Trois dimensions du transfert: transfert interpsychique, transfert intrapsychique, objet transféré. Sublimation.

Le transfert entre l'enfant et la rééducatrice, comme le transfert de chacun des partenaires de la relation rééducative, a joué une fonction dynamique dans le travail d'élaboration. Kaled a pu retrouver au sein d'une relation contenante et sécurisante, certains aspects d'une relation duelle symbiotique, dans laquelle les affects peuvent s'exprimer, sans danger. Les propres résonances psychiques de la rééducatrice, lui ont permis d'être touchée par ce que vivait le garçon, et d'être prise par une émotion qui faisait lien entre eux . Si le transfert interpsychique a pu être opérant, une deuxième opération psychique a été nécessaire.

A partir de l'étude du rêve et des phénomènes de condensation et de déplacement, FREUD (1915-1917, p. 422), a mis en évidence le transfert intrapsychique , ou opération d'élaboration des représentations. C'est un déplacement d'une valence psychique 658 d'une représentation sur une autre. Cette forme de transfert concerne la dynamique et l'économique d'un fonctionnement intra-subjectif. Le désir inconscient s'exprime et se déguise sous forme de fantasmes, et de symptômes Ce transfert met en évidence ‘ "l'importance des symptômes en tant que satisfaction libidineuse substitutive"(FREUD, 1915-1917, p. 422). La sublimation peut être considérée comme une forme de transfert intrapsychique, en tant qu'elle est une motion qui suppose un changement d'objet et de but qui soit socialement reconnu 659 .

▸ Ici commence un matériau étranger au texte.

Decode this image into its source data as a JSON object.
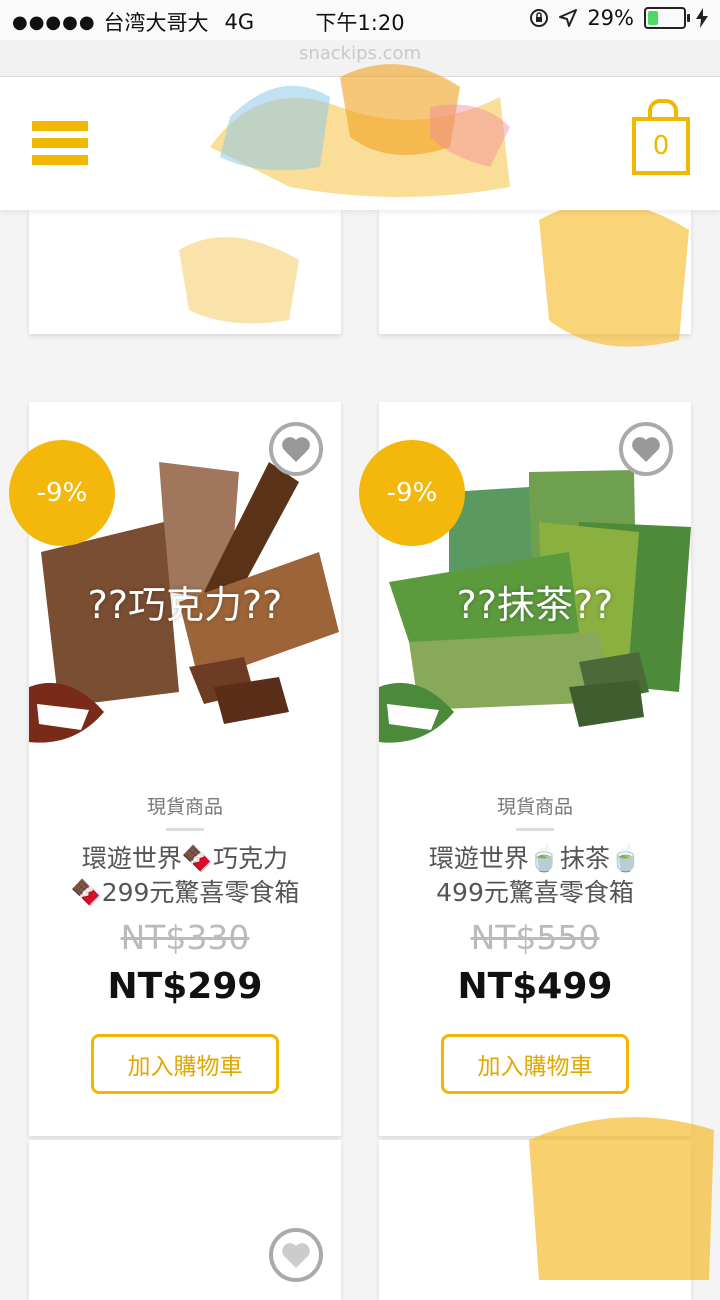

Jean-Paul VALABREGA 660 évoque une troisième dimension du transfert: celle de "l'objet transféré", tiers médiateur . Le conte, objet tiers, objet médiateur, par les résonances qu'il entraîne dans le psychisme des deux interlocuteurs en présence, semble bien pouvoir être considéré comme un objet tiers qui fait lien entre eux, mais également qui les sépare, acquérant ainsi son statut plein et entier d'objet symbolique. L'objet issu de l'imaginaire culturel, comme le conte, le mythe, mais également l'objet issu de l'imaginaire personnel de l'enfant, acquièrent une existence indépendante de la pensée "privée" de chacun des partenaires, et devient "un tiers" dont la vicariance ouvre sur l'extérieur, sur le monde culturel. L'observation clinique montre que, pour l'enfant rééduquant, cette ouverture est une ouverture aux apprentissages de la classe.

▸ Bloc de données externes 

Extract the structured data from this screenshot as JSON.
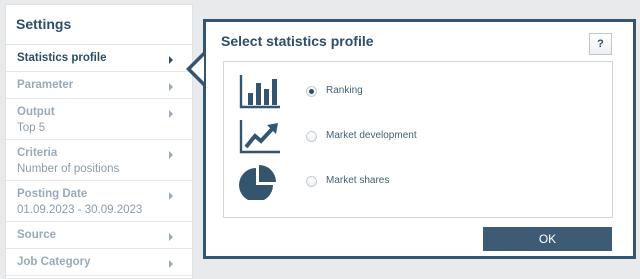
{
  "sidebar": {
    "title": "Settings",
    "items": [
      {
        "label": "Statistics profile",
        "sub": ""
      },
      {
        "label": "Parameter",
        "sub": ""
      },
      {
        "label": "Output",
        "sub": "Top 5"
      },
      {
        "label": "Criteria",
        "sub": "Number of positions"
      },
      {
        "label": "Posting Date",
        "sub": "01.09.2023 - 30.09.2023"
      },
      {
        "label": "Source",
        "sub": ""
      },
      {
        "label": "Job Category",
        "sub": ""
      }
    ]
  },
  "dialog": {
    "title": "Select statistics profile",
    "help_label": "?",
    "options": [
      {
        "label": "Ranking",
        "icon": "bar-chart-icon",
        "selected": true
      },
      {
        "label": "Market development",
        "icon": "trend-line-icon",
        "selected": false
      },
      {
        "label": "Market shares",
        "icon": "pie-chart-icon",
        "selected": false
      }
    ],
    "ok_label": "OK"
  },
  "colors": {
    "accent": "#35556f",
    "background": "#e9eaec",
    "muted_text": "#9aaab8"
  }
}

Sans interprétation, sans clarification ou renvoi particuliers concernant ce que joue l'enfant, on peut constater que le travail d'élaboration se fait la plupart du temps de lui-même, à l'intérieur du psychisme de celui-ci. La condition est qu'on lui offre un cadre favorisant, incitatif et protecteur, pour cette élaboration. Le mécanisme de cette élaboration semble être constitué, en particulier, de déplacements, de constructions successives, de symbolisations, de sublimation. ‘ "Le processus d'auto-guérison est très fréquent, affirme Jacques LEVINE, et il suffit de l'accompagner sans chercher à l'interpréter...faire confiance (...) à la capacité de l'enfant de trouver son chemin dans ce travail de réélaboration." ’ (LEVINE 1993-1, p. 20).

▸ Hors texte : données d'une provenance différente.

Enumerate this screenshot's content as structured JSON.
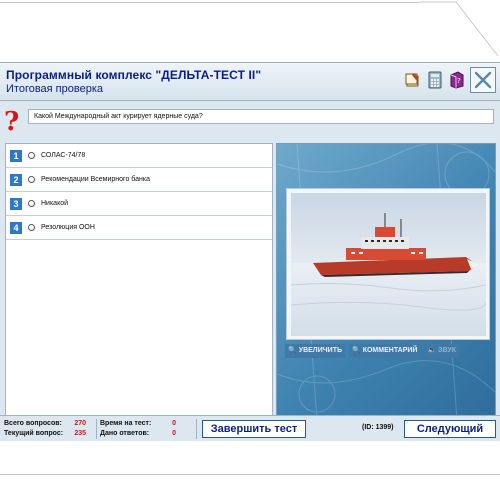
{
  "window": {
    "title": "Программный комплекс \"ДЕЛЬТА-ТЕСТ II\"",
    "subtitle": "Итоговая проверка"
  },
  "toolbar": {
    "icons": [
      "notebook-icon",
      "calculator-icon",
      "reference-book-icon"
    ],
    "close_icon": "close-icon"
  },
  "question": {
    "text": "Какой Международный акт курирует ядерные суда?"
  },
  "answers": [
    {
      "num": "1",
      "text": "СОЛАС-74/78"
    },
    {
      "num": "2",
      "text": "Рекомендации Всемирного банка"
    },
    {
      "num": "3",
      "text": "Никакой"
    },
    {
      "num": "4",
      "text": "Резолюция ООН"
    }
  ],
  "media": {
    "zoom_label": "УВЕЛИЧИТЬ",
    "comment_label": "КОММЕНТАРИЙ",
    "sound_label": "ЗВУК"
  },
  "status": {
    "total_label": "Всего вопросов:",
    "total_value": "270",
    "current_label": "Текущий вопрос:",
    "current_value": "235",
    "time_label": "Время на тест:",
    "time_value": "0",
    "answered_label": "Дано ответов:",
    "answered_value": "0",
    "id_text": "(ID: 1399)"
  },
  "buttons": {
    "finish": "Завершить тест",
    "next": "Следующий"
  },
  "colors": {
    "accent": "#0a1e8a",
    "number_badge": "#2e79c7",
    "counter_red": "#e01010"
  }
}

Les contes offrent à l'enfant une réserve d'émotions, d'affects, d'images, déjà symbolisées, déjà élaborées. En créant des liens symbolisés entre son histoire personnelle et les histoires qu'il rencontre dans les livres ou qu'on lui raconte et qu'il rejoue, qu'il s'approprie, en articulant les événements de son histoire avec des récits culturels, l'enfant peut découvrir un monde qui ne lui est pas étranger. Lorsque cet écrit entre en résonance avec ses préoccupations, il peut l'aider à élaborer pour lui-même des réponses inédites à ses propres questionnements. L'imaginaire culturel, sous la forme de contes et d'histoires, est un support et une ressource, pour aider l'enfant à passer de l'histoire événementielle au récit, ce dernier supposant une construction.

Notes
658.

ou quantité d'investissement.

659.

Nous avons abordé à plusieurs reprises ce concept de sublimation. Nous avons analysé en quoi la sublimation, "transmutation de l'énergie libidinale.", peut être un des "destins" de ce qui n'est pas déchargé, ou refoulé de la pulsion. Nous avons analysé les relations de la sublimation avec les différentes castrations symboligènes, en nous référant, principalement, à Françoise DOLTO.

660.

Jean-Paul VALABREGA (1980), en particulier, dans le chapitre: L'objet -transfert, p. 202 à 205.